# What is int_(1)^(4) x^4-x^3+sqrt(x-1)/x^2 dx ?

Dec 19, 2015

$\frac{1023}{5} - \frac{225 - \sqrt{3}}{4} + \arctan \left(\sqrt{3}\right)$

#### Explanation:

This explanation is a bit long, but I couldn't find a quicker way to do it...

The integral is a linear application, so you can already split the function under the integral sign.
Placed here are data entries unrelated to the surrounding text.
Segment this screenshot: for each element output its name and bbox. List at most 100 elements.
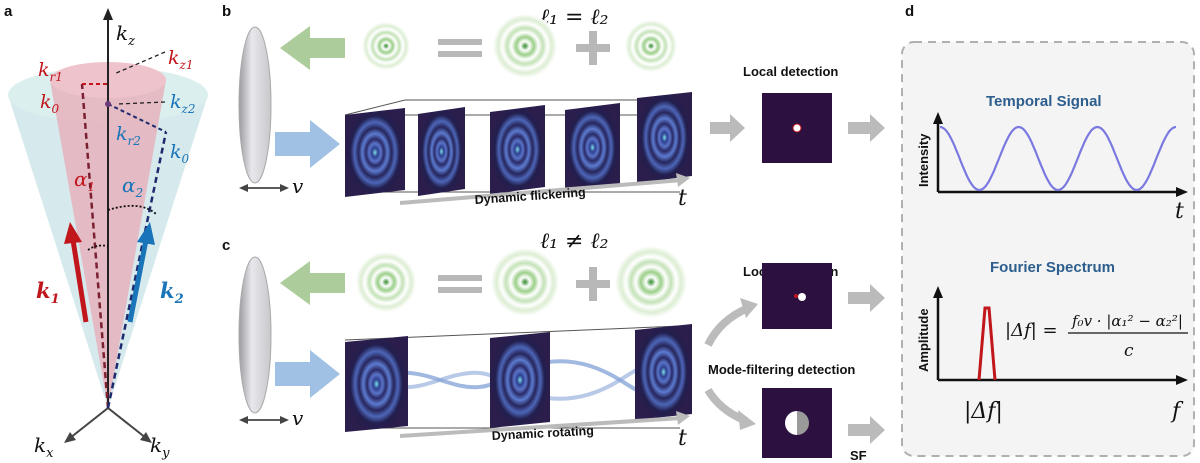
- kx-axis: [69, 407, 109, 439]
- signal-title: Temporal Signal: [986, 93, 1102, 110]
- panel-d-box: [901, 41, 1195, 457]
- to-detector-arrow-b: [710, 114, 745, 142]
- ky-label: ky: [150, 433, 170, 461]
- time-axis-arrow-c: [676, 411, 690, 425]
- detector-spot-b: [792, 123, 802, 133]
- kr2-dashed-line: [107, 103, 167, 133]
- kz-label: kz: [116, 21, 135, 49]
- k2-arrowhead: [137, 222, 155, 245]
- k0-right-label: k0: [170, 141, 190, 166]
- kr1-label: kr1: [38, 59, 63, 84]
- k1-label: k1: [36, 278, 60, 307]
- sf-label: SF: [850, 448, 867, 463]
- incident-arrow-c: [275, 350, 340, 398]
- to-detector-arrowhead-c: [740, 298, 758, 318]
- spectrum-ylabel: Amplitude: [916, 308, 931, 372]
- kz-axis-arrow: [103, 8, 113, 20]
- equals-bar-bottom-c: [438, 287, 482, 293]
- ky-axis-arrow: [140, 432, 152, 443]
- delta-f-label: |Δf|: [964, 399, 1003, 424]
- detector-red-dot-c: [794, 294, 798, 298]
- green-pattern-c1: [356, 252, 416, 312]
- kx-label: kx: [34, 433, 54, 461]
- green-pattern-b2: [493, 14, 557, 78]
- alpha2-arc: [107, 204, 157, 215]
- alpha1-label: α1: [74, 167, 95, 194]
- equals-bar-bottom-b: [438, 51, 482, 57]
- motion-arrow-c-right: [280, 416, 289, 424]
- ring-frame-b3: [490, 105, 545, 194]
- green-pattern-c3: [615, 246, 687, 318]
- k1-arrow: [70, 239, 89, 323]
- ring-frame-b5: [637, 92, 692, 183]
- motion-arrow-b-right: [280, 184, 289, 192]
- green-pattern-b1: [362, 22, 410, 70]
- detector-spot-c: [798, 293, 806, 301]
- filter-half-white: [785, 411, 797, 435]
- mode-filter-title: Mode-filtering detection: [708, 362, 855, 377]
- spectrum-x-arrow: [1176, 375, 1188, 385]
- kz1-pointer: [113, 51, 166, 75]
- to-filter-arrowhead-c: [738, 410, 756, 430]
- k2-arrow: [127, 239, 149, 323]
- kz1-label: kz1: [168, 47, 193, 72]
- green-pattern-c2: [491, 248, 559, 316]
- alpha2-label: α2: [122, 173, 143, 200]
- condition-c: ℓ₁ ≠ ℓ₂: [540, 229, 608, 254]
- k2-dashed-vector: [106, 131, 168, 409]
- spectrum-peak: [977, 306, 997, 381]
- signal-y-arrow: [933, 112, 943, 124]
- kr2-label: kr2: [116, 123, 141, 148]
- panel-c: c ℓ₁ ≠ ℓ₂ Dynamic rotating t v: [222, 229, 885, 463]
- panel-a: a kz kx ky kr1 kz1 k0: [4, 3, 208, 461]
- panel-label-c: c: [222, 237, 230, 254]
- time-label-b: t: [678, 186, 687, 211]
- ring-frame-b1: [345, 108, 405, 197]
- panel-b: b ℓ₁ = ℓ₂ Dynamic flickering t: [222, 3, 885, 211]
- panel-d: d Temporal Signal Intensity t Fourier Sp…: [901, 3, 1195, 457]
- ring-frames-c: [345, 324, 692, 432]
- kz2-pointer: [117, 101, 166, 105]
- filter-half-gray: [797, 411, 809, 435]
- reflected-arrow-b: [280, 26, 345, 70]
- kz2-label: kz2: [170, 91, 195, 116]
- mirror-disc-b: [238, 26, 272, 184]
- signal-ylabel: Intensity: [916, 133, 931, 187]
- ky-axis: [107, 407, 147, 439]
- to-signal-arrow-b: [848, 114, 885, 142]
- sf-arrow: [848, 416, 885, 444]
- ring-frames-b: [345, 92, 692, 197]
- motion-label-b: v: [292, 174, 304, 198]
- green-pattern-b3: [625, 20, 677, 72]
- ring-frame-c2: [490, 332, 550, 428]
- panel-label-d: d: [905, 3, 914, 20]
- spectrum-title: Fourier Spectrum: [990, 259, 1115, 276]
- plus-v-b: [589, 31, 597, 65]
- time-axis-b: [399, 178, 683, 205]
- ring-frame-b4: [565, 103, 620, 192]
- formula-denominator: c: [1124, 341, 1134, 361]
- motion-arrow-b-left: [239, 184, 248, 192]
- ring-frame-c1: [345, 336, 408, 432]
- time-axis-c: [399, 416, 683, 438]
- k1-arrowhead: [64, 222, 82, 244]
- signal-xlabel: t: [1175, 199, 1184, 224]
- spectrum-y-arrow: [933, 286, 943, 298]
- kx-axis-arrow: [64, 432, 76, 443]
- condition-b: ℓ₁ = ℓ₂: [540, 5, 608, 30]
- equals-bar-top-c: [438, 275, 482, 281]
- motion-arrow-c-left: [239, 416, 248, 424]
- ring-frame-c3: [635, 324, 692, 420]
- k1-dashed-vector: [80, 83, 110, 409]
- caption-c: Dynamic rotating: [491, 424, 594, 443]
- alpha1-arc: [87, 244, 109, 251]
- motion-label-c: v: [292, 406, 304, 430]
- k2-label: k2: [160, 278, 184, 307]
- time-label-c: t: [678, 426, 687, 451]
- mirror-disc-c: [238, 256, 272, 414]
- k0-left-label: k0: [40, 91, 60, 116]
- detector-title-b: Local detection: [743, 64, 838, 79]
- signal-curve: [939, 125, 1177, 192]
- to-spectrum-arrow-c: [848, 284, 885, 312]
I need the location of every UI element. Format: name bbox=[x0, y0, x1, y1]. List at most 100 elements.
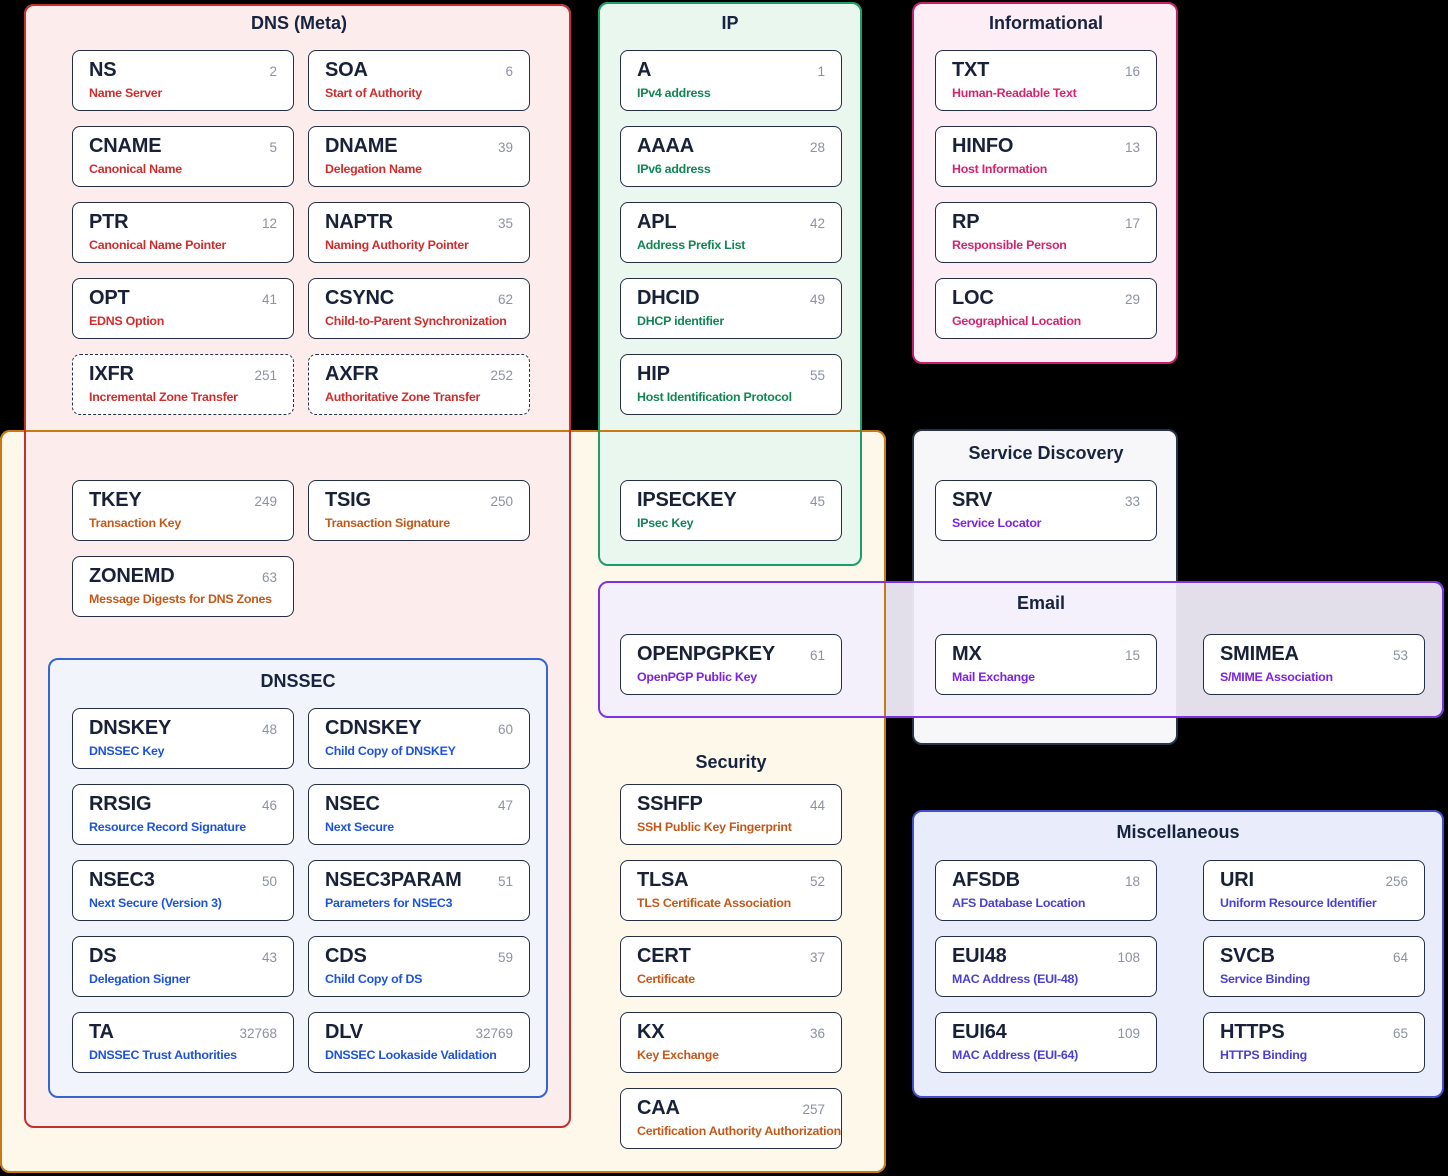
record-type-number: 65 bbox=[1392, 1026, 1408, 1041]
record-type-number: 59 bbox=[497, 950, 513, 965]
section-title-dnssec: DNSSEC bbox=[260, 671, 336, 691]
record-type-description: Key Exchange bbox=[637, 1048, 719, 1062]
section-title-service-discovery: Service Discovery bbox=[968, 443, 1124, 463]
record-type-number: 52 bbox=[809, 874, 825, 889]
record-type-code: NSEC3PARAM bbox=[325, 869, 462, 891]
record-type-code: CDS bbox=[325, 945, 367, 967]
record-type-code: IXFR bbox=[89, 363, 134, 385]
record-type-number: 53 bbox=[1392, 648, 1408, 663]
record-type-description: DNSSEC Trust Authorities bbox=[89, 1048, 237, 1062]
record-type-code: IPSECKEY bbox=[637, 489, 737, 511]
record-type-number: 32768 bbox=[239, 1026, 277, 1041]
record-type-number: 6 bbox=[505, 64, 513, 79]
record-type-code: ZONEMD bbox=[89, 565, 175, 587]
record-type-description: DNSSEC Key bbox=[89, 744, 165, 758]
record-type-number: 257 bbox=[802, 1102, 825, 1117]
record-type-description: HTTPS Binding bbox=[1220, 1048, 1307, 1062]
record-type-code: SOA bbox=[325, 59, 368, 81]
record-type-code: CSYNC bbox=[325, 287, 395, 309]
record-type-description: Geographical Location bbox=[952, 314, 1082, 328]
record-type-description: SSH Public Key Fingerprint bbox=[637, 820, 792, 834]
record-type-code: SMIMEA bbox=[1220, 643, 1299, 665]
record-type-description: Delegation Name bbox=[325, 162, 422, 176]
record-type-number: 36 bbox=[809, 1026, 825, 1041]
record-type-code: LOC bbox=[952, 287, 994, 309]
record-type-code: EUI48 bbox=[952, 945, 1007, 967]
record-type-number: 15 bbox=[1124, 648, 1140, 663]
record-type-code: PTR bbox=[89, 211, 129, 233]
section-title-dns-meta: DNS (Meta) bbox=[250, 13, 348, 33]
record-type-description: Service Binding bbox=[1220, 972, 1310, 986]
record-type-code: SVCB bbox=[1220, 945, 1275, 967]
record-type-description: Human-Readable Text bbox=[952, 86, 1077, 100]
record-type-number: 64 bbox=[1392, 950, 1408, 965]
record-type-number: 252 bbox=[490, 368, 513, 383]
record-type-description: MAC Address (EUI-64) bbox=[952, 1048, 1079, 1062]
record-type-description: Name Server bbox=[89, 86, 163, 100]
record-type-description: Host Information bbox=[952, 162, 1048, 176]
record-type-description: Responsible Person bbox=[952, 238, 1067, 252]
record-type-description: Service Locator bbox=[952, 516, 1042, 530]
record-type-description: Mail Exchange bbox=[952, 670, 1035, 684]
record-type-number: 17 bbox=[1124, 216, 1140, 231]
record-type-number: 12 bbox=[261, 216, 277, 231]
record-type-code: TA bbox=[89, 1021, 114, 1043]
record-type-description: Address Prefix List bbox=[637, 238, 746, 252]
record-type-code: EUI64 bbox=[952, 1021, 1007, 1043]
record-type-code: AAAA bbox=[637, 135, 694, 157]
record-type-description: Next Secure (Version 3) bbox=[89, 896, 222, 910]
record-type-code: AFSDB bbox=[952, 869, 1020, 891]
record-type-number: 16 bbox=[1124, 64, 1140, 79]
record-type-number: 41 bbox=[261, 292, 277, 307]
record-type-code: CDNSKEY bbox=[325, 717, 422, 739]
record-type-description: Child Copy of DNSKEY bbox=[325, 744, 456, 758]
record-type-number: 39 bbox=[497, 140, 513, 155]
section-title-email: Email bbox=[1016, 593, 1066, 613]
record-type-number: 61 bbox=[809, 648, 825, 663]
record-type-description: Delegation Signer bbox=[89, 972, 191, 986]
record-type-description: S/MIME Association bbox=[1220, 670, 1333, 684]
record-type-number: 46 bbox=[261, 798, 277, 813]
record-type-number: 29 bbox=[1124, 292, 1140, 307]
section-title-ip: IP bbox=[721, 13, 739, 33]
record-type-number: 13 bbox=[1124, 140, 1140, 155]
record-type-number: 63 bbox=[261, 570, 277, 585]
record-type-number: 32769 bbox=[475, 1026, 513, 1041]
record-type-number: 44 bbox=[809, 798, 825, 813]
record-type-description: Incremental Zone Transfer bbox=[89, 390, 238, 404]
record-type-description: MAC Address (EUI-48) bbox=[952, 972, 1079, 986]
record-type-number: 251 bbox=[254, 368, 277, 383]
record-type-number: 48 bbox=[261, 722, 277, 737]
record-type-code: NSEC bbox=[325, 793, 380, 815]
record-type-number: 1 bbox=[817, 64, 825, 79]
record-type-number: 18 bbox=[1124, 874, 1140, 889]
record-type-description: IPv6 address bbox=[637, 162, 711, 176]
record-type-code: OPT bbox=[89, 287, 130, 309]
section-title-informational: Informational bbox=[988, 13, 1104, 33]
record-type-number: 28 bbox=[809, 140, 825, 155]
record-type-code: DHCID bbox=[637, 287, 700, 309]
record-type-code: HINFO bbox=[952, 135, 1014, 157]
${\int}_{1}^{4} \left({x}^{4} - {x}^{3} + \left(\frac{\sqrt{x - 1}}{x} ^ 2\right)\right) \mathrm{dx}$ = ${\int}_{1}^{4} {x}^{4} \mathrm{dx} - {\int}_{1}^{4} {x}^{3} \mathrm{dx} + {\int}_{1}^{4} \frac{\sqrt{x - 1}}{x} ^ 2 \mathrm{dx}$

The 2 first terms are polynomial functions, so they're easy to integrate. I show you how to do it with ${x}^{4}$.

$\int {x}^{4} \mathrm{dx} = {x}^{5} / 5$ so ${\int}_{1}^{4} {x}^{4} \mathrm{dx} = {4}^{5} / 5 - \frac{1}{5} = \frac{1023}{5}$. You do the exact same thing for ${x}^{3}$, the result is $\frac{255}{4}$.

Finding $\int \frac{\sqrt{x - 1}}{x} ^ 2 \mathrm{dx}$ is a bit long and complicated. First you multiply the fraction by $\frac{\sqrt{x - 1}}{\sqrt{x - 1}}$ and then you change the variable : let's say $u = \sqrt{x - 1}$. So $\mathrm{du} = \frac{1}{2 \sqrt{x - 1}} \mathrm{dx}$ and you now have to find $2 \int {u}^{2} / {\left({u}^{2} + 1\right)}^{2} \mathrm{du}$. In order to find it, you need the partial fraction decomposition of the rational function ${x}^{2} / {\left({x}^{2} + 1\right)}^{2}$.

${x}^{2} / {\left({x}^{2} + 1\right)}^{2} = \frac{a x + b}{{x}^{2} + 1} + \frac{c x + d}{{x}^{2} + 1} ^ 2$ with $a , b , c , d \in \mathbb{R}$. After calculus, we find out that ${x}^{2} / {\left({x}^{2} + 1\right)}^{2} = \frac{1}{{x}^{2} + 1} - \frac{1}{{x}^{2} + 1} ^ 2$, which means that $2 \int {u}^{2} / {\left({u}^{2} + 1\right)}^{2} \mathrm{du} = 2 \left(\int \frac{\mathrm{du}}{{u}^{2} + 1} - \int \frac{\mathrm{du}}{{u}^{2} + 1} ^ 2\right)$

$\int \frac{\mathrm{du}}{{u}^{2} + 1} ^ 2$ is well known, it is $\arctan \frac{u}{2} + \frac{u}{2 \left(1 + {u}^{2}\right)}$.

Finally, $2 \int {u}^{2} / {\left({u}^{2} + 1\right)}^{2} \mathrm{du} = 2 \left(\arctan \left(u\right) - \arctan \frac{u}{2} - \frac{u}{2 \left(1 + {u}^{2}\right)}\right) = \arctan \left(u\right) - \frac{u}{1 + {u}^{2}}$

You replace $u$ by its original expression with $x$ to have $\int \frac{\sqrt{x - 1}}{x} ^ 2 \mathrm{dx}$, which is $\arctan \left(\sqrt{x - 1}\right) - \frac{\sqrt{x - 1}}{x}$

So finally, ${\int}_{1}^{4} \frac{\sqrt{x - 1}}{x} ^ 2 \mathrm{dx} = \arctan \left(\sqrt{3}\right) - \frac{\sqrt{3}}{4}$